The Watchman and the Virgin River
Any chance we got, Pat and I went hiking together. We hiked the Virgin Narrows, the Kolob Canyons, the West Rim Trail, and even Grafton***, the little ghost town below Zion that was featured in Butch Cassidy and the Sundance Kid.

Kolob Canyons, Zion National Park
Note: It is already December 31, 2020. and I want to finish this before the anniversary year ends. I have so many words already, but there is so much more I want to say about this season of grace. I will tell you a couple more stories and then be done for now.
Time passed and farewell
I needed to go back to Michigan before the end of the summer to be maid of honor for my friend Priscilla’s wedding. That was going to be exciting, but it was hard to leave Zion. For one thing, Pat and I were taking Senior Lifesaving at the Zion Lodge Pool but, luckily, the examination was scheduled for the day before I had to leave. If you’ve been to Zion Lodge in the last many years, you are probably saying what is she talking about, there’s no swimming pool in the canyon. Not now, but back in the 1970s there was a pool situated where the Zion Lodge lawn is now. The lifeguard at the lodge decided to offer a lifesaving class, so Pat and I would hitchhike the three miles from the inn to the lodge for instruction and to practice. The experience of swimming in Zion Canyon is worth recalling. We would swim round and round in the small pool surrounded on all sides by red Navajo sandstone cliffs and with the almost unbelievably blue skies—a dome of heaven—above.
It was already getting dark when Pat and I passed our swimming exams at the lodge. When we got back to the inn, we were whisked away somewhere outside for a going-away party for me. I remember three details about the food we ate. After I had asked for a well-done hamburger, one of my Mormon friends said he knew why I didn’t like rare meat. He said it’s because you are so civilized. Maybe yes and maybe no, but I appreciate the thought.
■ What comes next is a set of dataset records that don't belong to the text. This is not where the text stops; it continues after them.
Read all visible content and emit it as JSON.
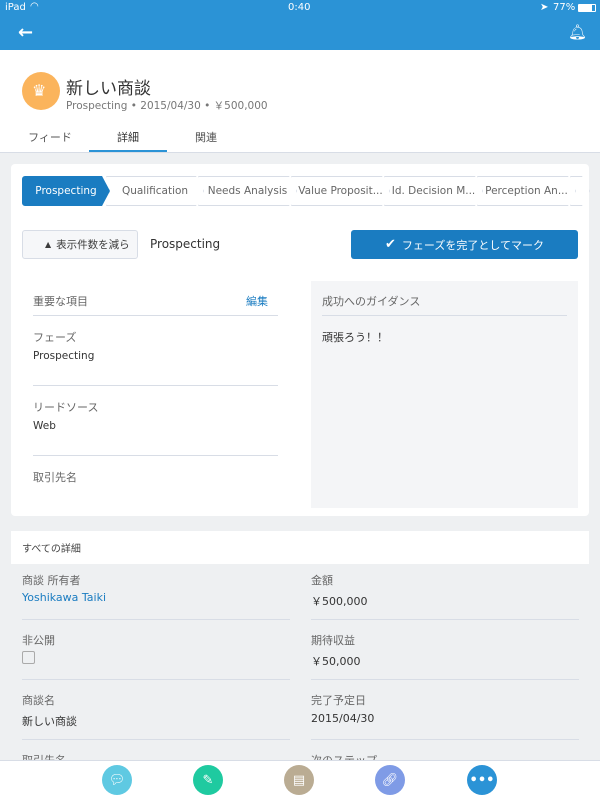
{
  "status_bar": {
    "device": "iPad",
    "time": "0:40",
    "battery": "77%"
  },
  "header": {
    "title": "新しい商談",
    "stage": "Prospecting",
    "date": "2015/04/30",
    "amount": "￥500,000",
    "avatar_color": "#fbb45c"
  },
  "tabs": [
    {
      "label": "フィード"
    },
    {
      "label": "詳細",
      "active": true
    },
    {
      "label": "関連"
    }
  ],
  "path": {
    "steps": [
      "Prospecting",
      "Qualification",
      "Needs Analysis",
      "Value Proposit...",
      "Id. Decision M...",
      "Perception An..."
    ],
    "current": "Prospecting"
  },
  "actions": {
    "collapse_label": "表示件数を減ら",
    "current_stage": "Prospecting",
    "mark_complete_label": "フェーズを完了としてマーク"
  },
  "key_fields": {
    "title": "重要な項目",
    "edit_label": "編集",
    "fields": [
      {
        "label": "フェーズ",
        "value": "Prospecting"
      },
      {
        "label": "リードソース",
        "value": "Web"
      },
      {
        "label": "取引先名",
        "value": ""
      }
    ]
  },
  "guidance": {
    "title": "成功へのガイダンス",
    "text": "頑張ろう！！"
  },
  "all_details": {
    "title": "すべての詳細",
    "left": [
      {
        "label": "商談 所有者",
        "value": "Yoshikawa Taiki"
      },
      {
        "label": "非公開",
        "value": ""
      },
      {
        "label": "商談名",
        "value": "新しい商談"
      },
      {
        "label": "取引先名",
        "value": ""
      }
    ],
    "right": [
      {
        "label": "金額",
        "value": "￥500,000"
      },
      {
        "label": "期待収益",
        "value": "￥50,000"
      },
      {
        "label": "完了予定日",
        "value": "2015/04/30"
      },
      {
        "label": "次のステップ",
        "value": ""
      }
    ]
  },
  "bottom_actions": [
    {
      "name": "post",
      "color": "#5fc9e2"
    },
    {
      "name": "edit",
      "color": "#1fcaa0"
    },
    {
      "name": "file",
      "color": "#baac93"
    },
    {
      "name": "link",
      "color": "#7f9be6"
    },
    {
      "name": "more",
      "color": "#2b93d6"
    }
  ]
}
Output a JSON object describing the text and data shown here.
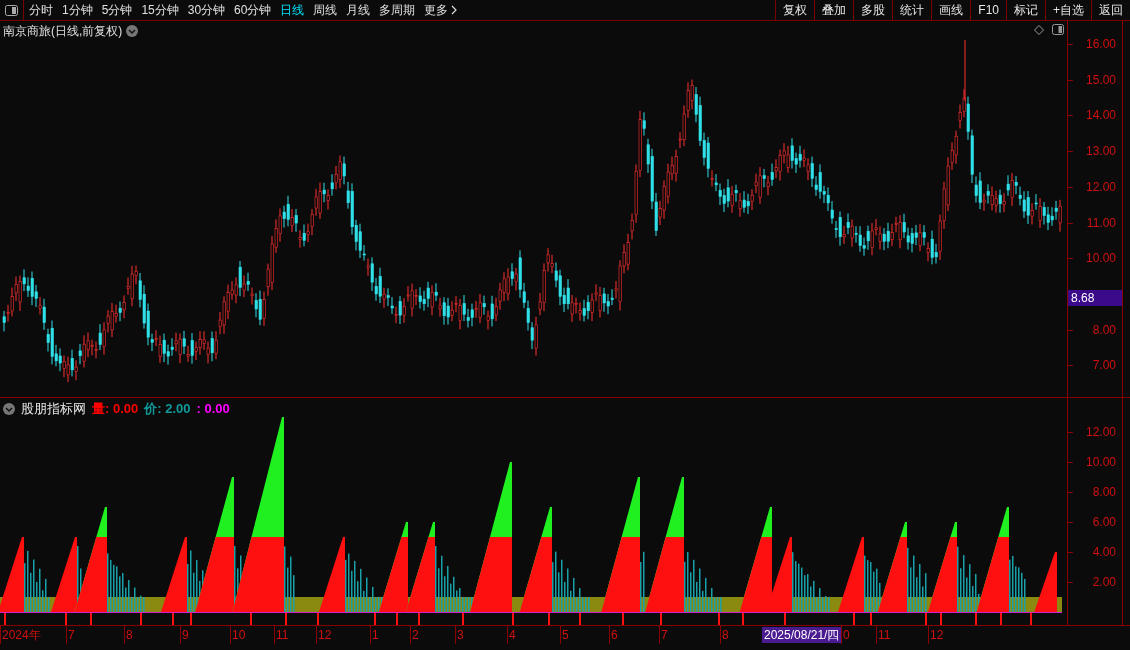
{
  "toolbar": {
    "periods": [
      {
        "label": "分时",
        "selected": false
      },
      {
        "label": "1分钟",
        "selected": false
      },
      {
        "label": "5分钟",
        "selected": false
      },
      {
        "label": "15分钟",
        "selected": false
      },
      {
        "label": "30分钟",
        "selected": false
      },
      {
        "label": "60分钟",
        "selected": false
      },
      {
        "label": "日线",
        "selected": true
      },
      {
        "label": "周线",
        "selected": false
      },
      {
        "label": "月线",
        "selected": false
      },
      {
        "label": "多周期",
        "selected": false
      }
    ],
    "more": "更多",
    "actions": [
      "复权",
      "叠加",
      "多股",
      "统计",
      "画线",
      "F10",
      "标记",
      "+自选",
      "返回"
    ]
  },
  "main_chart": {
    "title": "南京商旅(日线,前复权)",
    "y_ticks": [
      "16.00",
      "15.00",
      "14.00",
      "13.00",
      "12.00",
      "11.00",
      "10.00",
      "8.00",
      "7.00"
    ],
    "current_price": "8.68"
  },
  "indicator": {
    "name": "股朋指标网",
    "legend": [
      {
        "label": "量: 0.00",
        "color": "#ff0000"
      },
      {
        "label": "价: 2.00",
        "color": "#109a9a"
      },
      {
        "label": ": 0.00",
        "color": "#ff00ff"
      }
    ],
    "y_ticks": [
      "12.00",
      "10.00",
      "8.00",
      "6.00",
      "4.00",
      "2.00"
    ]
  },
  "time_axis": {
    "labels": [
      "2024年",
      "7",
      "8",
      "9",
      "10",
      "11",
      "12",
      "1",
      "2",
      "3",
      "4",
      "5",
      "6",
      "7",
      "8",
      "0",
      "11",
      "12"
    ],
    "cursor_date": "2025/08/21/四"
  }
}
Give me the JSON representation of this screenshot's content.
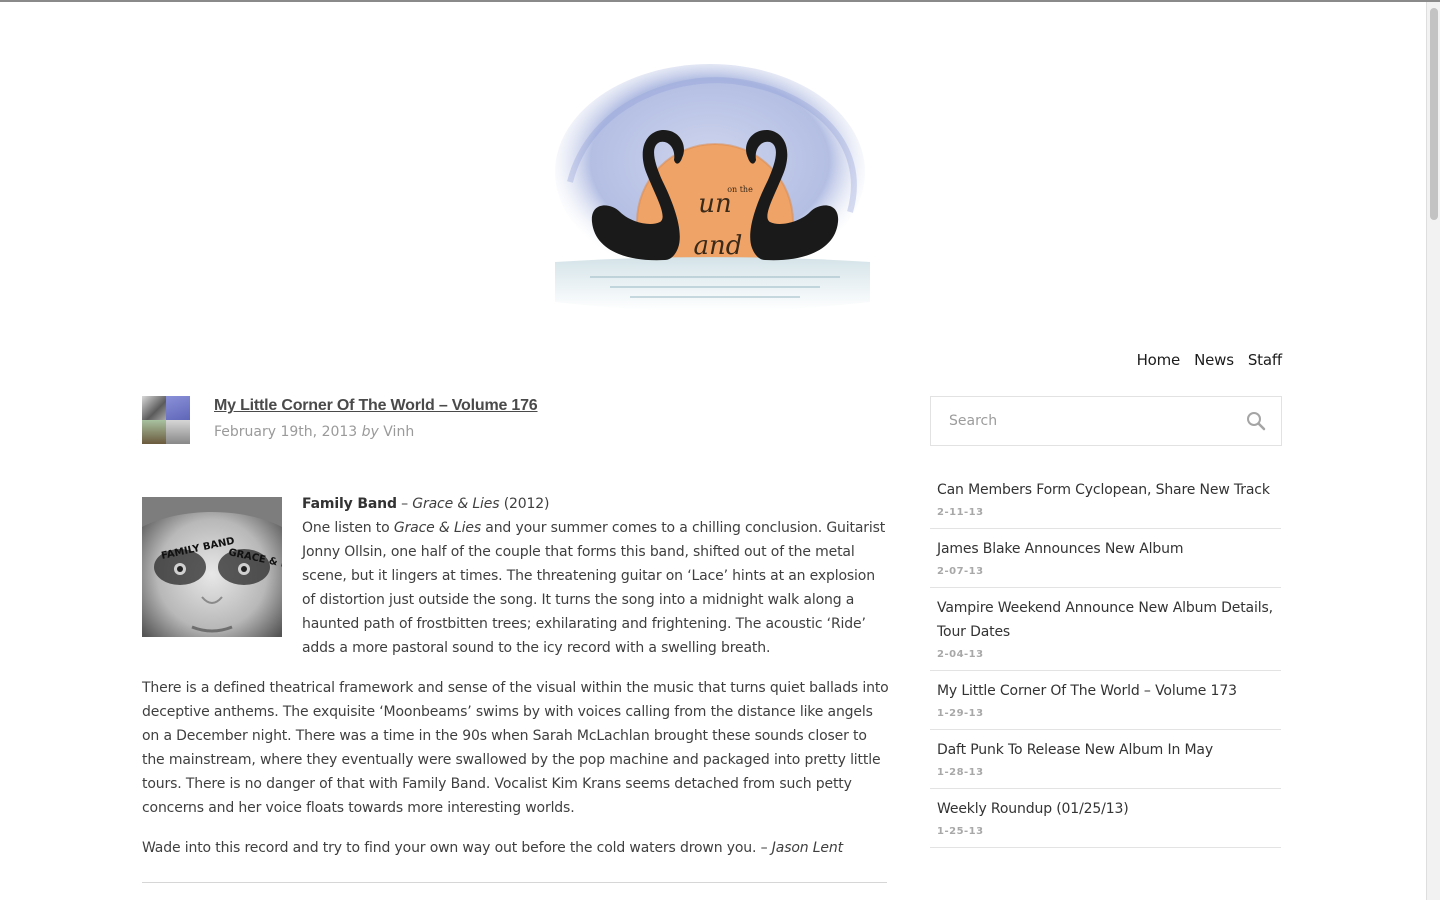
{
  "site": {
    "logo": {
      "icon": "swans-sunset-logo",
      "text": "Sun on the Sand",
      "colors": {
        "sun": "#f0a366",
        "swan": "#1a1a1a",
        "wash": "#a7b4dd"
      }
    }
  },
  "nav": {
    "items": [
      {
        "label": "Home"
      },
      {
        "label": "News"
      },
      {
        "label": "Staff"
      }
    ]
  },
  "post": {
    "thumbnail_icon": "post-collage-thumbnail",
    "title": "My Little Corner Of The World – Volume 176",
    "date": "February 19th, 2013",
    "by": "by",
    "author": "Vinh",
    "album_art_icon": "family-band-grace-and-lies-cover",
    "album_art_text": {
      "left": "FAMILY BAND",
      "right": "GRACE & LIES"
    },
    "entry": {
      "artist": "Family Band",
      "dash": " – ",
      "album": "Grace & Lies",
      "year": " (2012)",
      "p1_a": "One listen to ",
      "p1_album": "Grace & Lies",
      "p1_b": " and your summer comes to a chilling conclusion. Guitarist Jonny Ollsin, one half of the couple that forms this band, shifted out of the metal scene, but it lingers at times. The threatening guitar on ‘Lace’ hints at an explosion of distortion just outside the song. It turns the song into a midnight walk along a haunted path of frostbitten trees; exhilarating and frightening. The acoustic ‘Ride’ adds a more pastoral sound to the icy record with a swelling breath.",
      "p2": "There is a defined theatrical framework and sense of the visual within the music that turns quiet ballads into deceptive anthems. The exquisite ‘Moonbeams’ swims by with voices calling from the distance like angels on a December night. There was a time in the 90s when Sarah McLachlan brought these sounds closer to the mainstream, where they eventually were swallowed by the pop machine and packaged into pretty little tours. There is no danger of that with Family Band. Vocalist Kim Krans seems detached from such petty concerns and her voice floats towards more interesting worlds.",
      "p3": "Wade into this record and try to find your own way out before the cold waters drown you. – ",
      "p3_author": "Jason Lent"
    }
  },
  "sidebar": {
    "search": {
      "placeholder": "Search",
      "value": "",
      "icon": "search-icon"
    },
    "news": [
      {
        "title": "Can Members Form Cyclopean, Share New Track",
        "date": "2-11-13"
      },
      {
        "title": "James Blake Announces New Album",
        "date": "2-07-13"
      },
      {
        "title": "Vampire Weekend Announce New Album Details, Tour Dates",
        "date": "2-04-13"
      },
      {
        "title": "My Little Corner Of The World – Volume 173",
        "date": "1-29-13"
      },
      {
        "title": "Daft Punk To Release New Album In May",
        "date": "1-28-13"
      },
      {
        "title": "Weekly Roundup (01/25/13)",
        "date": "1-25-13"
      }
    ]
  }
}
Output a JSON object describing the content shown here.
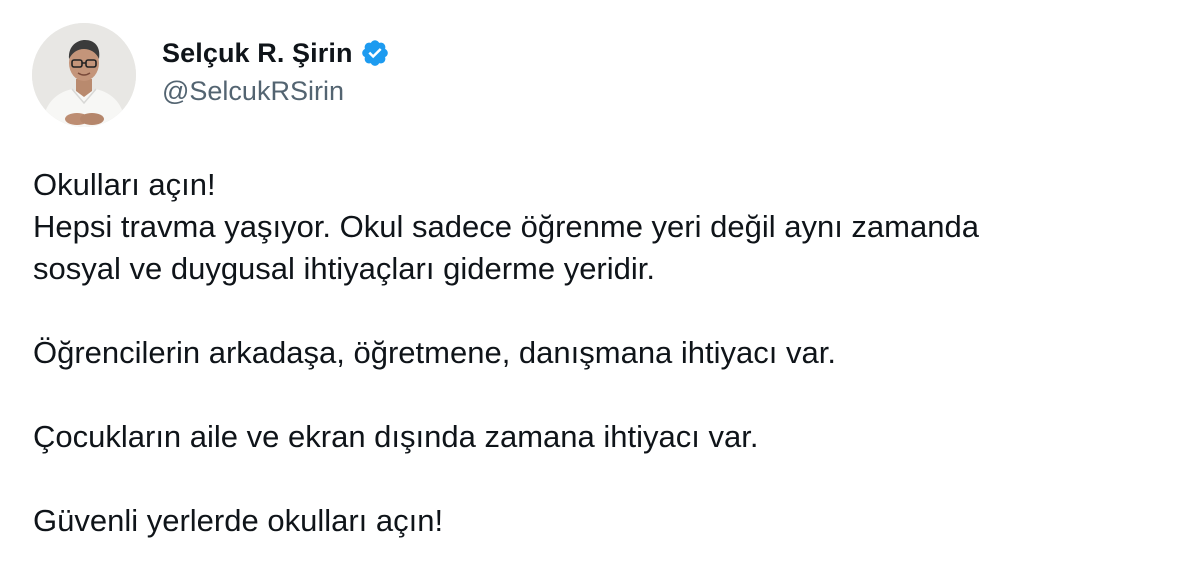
{
  "author": {
    "display_name": "Selçuk R. Şirin",
    "handle": "@SelcukRSirin",
    "verified_icon": "verified-badge-icon",
    "verified_color": "#1d9bf0"
  },
  "tweet": {
    "lines": [
      "Okulları açın!",
      "Hepsi travma yaşıyor. Okul sadece öğrenme yeri değil aynı zamanda",
      "sosyal ve duygusal ihtiyaçları giderme yeridir.",
      "Öğrencilerin arkadaşa, öğretmene, danışmana ihtiyacı var.",
      "Çocukların aile ve ekran dışında zamana ihtiyacı var.",
      "Güvenli yerlerde okulları açın!"
    ]
  }
}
In fact, the comment and the party highlight the civility and the hospitality that the people down there in Southern Utah showed to us and which I have never forgotten. We drank root beer—homemade for the party—and we ate Mrs. Cope’s spudnuts. She was a baker for Utah Parks Company and the mother of one of my friends. As Zion is to a municipal park, so Mrs. Cope’s spudnuts were to commercially produced donuts.
What I’m trying to say: I was entranced by the stories told by the older people I met at Zion. I met people whose own parents knew Butch Cassidy. There was my supervisor in the pantry, Mary, whose family—if I am remembering this right—had run cattle in what is now Bryce National Park. There was Chef Brown, who’d been a cook on the Union Pacific when doing that was really something. The people in Zion were hospitable in a way that seems uncommon these days. In that canyon and during that summer it was like I had fallen into an earlier time—a time my father would have understood. Plenty of the hospitable people that summer weren’t Mormons. Some were Jack Mormons, some were other locals, and some were outlanders drawn to this land. I want to sound grave and respectful here, but I think I might be babbling. Thank you for your part in my happiest summer (so far). Thank you for the spudnuts. Thank you, Zion.
A wish: May we all have more beauty, peace, hospitality, grace, and deep magic in the new year. Thank you for listening and Happy New Year.

Zion Canyon

The Altar of Sacrifice, Zion Canyon

Virgin River beach

Zion near the East Entrance

Entering Zion Wilderness, Coalpits Wash
*(Some of these words are adapted from Losing It: Deconstructing a Life, unpublished work © Lynda Terrill, all rights reserved)
**The crowds almost everywhere in Zion these last years discomfit me. An important element of being in Zion was the feeling of peace, quiet, and of being in a back of beyond sanctuary. I do not feel that much now.
*** I haven’t been back to Grafton since 1970. I understand that the town may be a destination spot these days. When Pat and I visited, it was an empty, overgrown actual ghost town.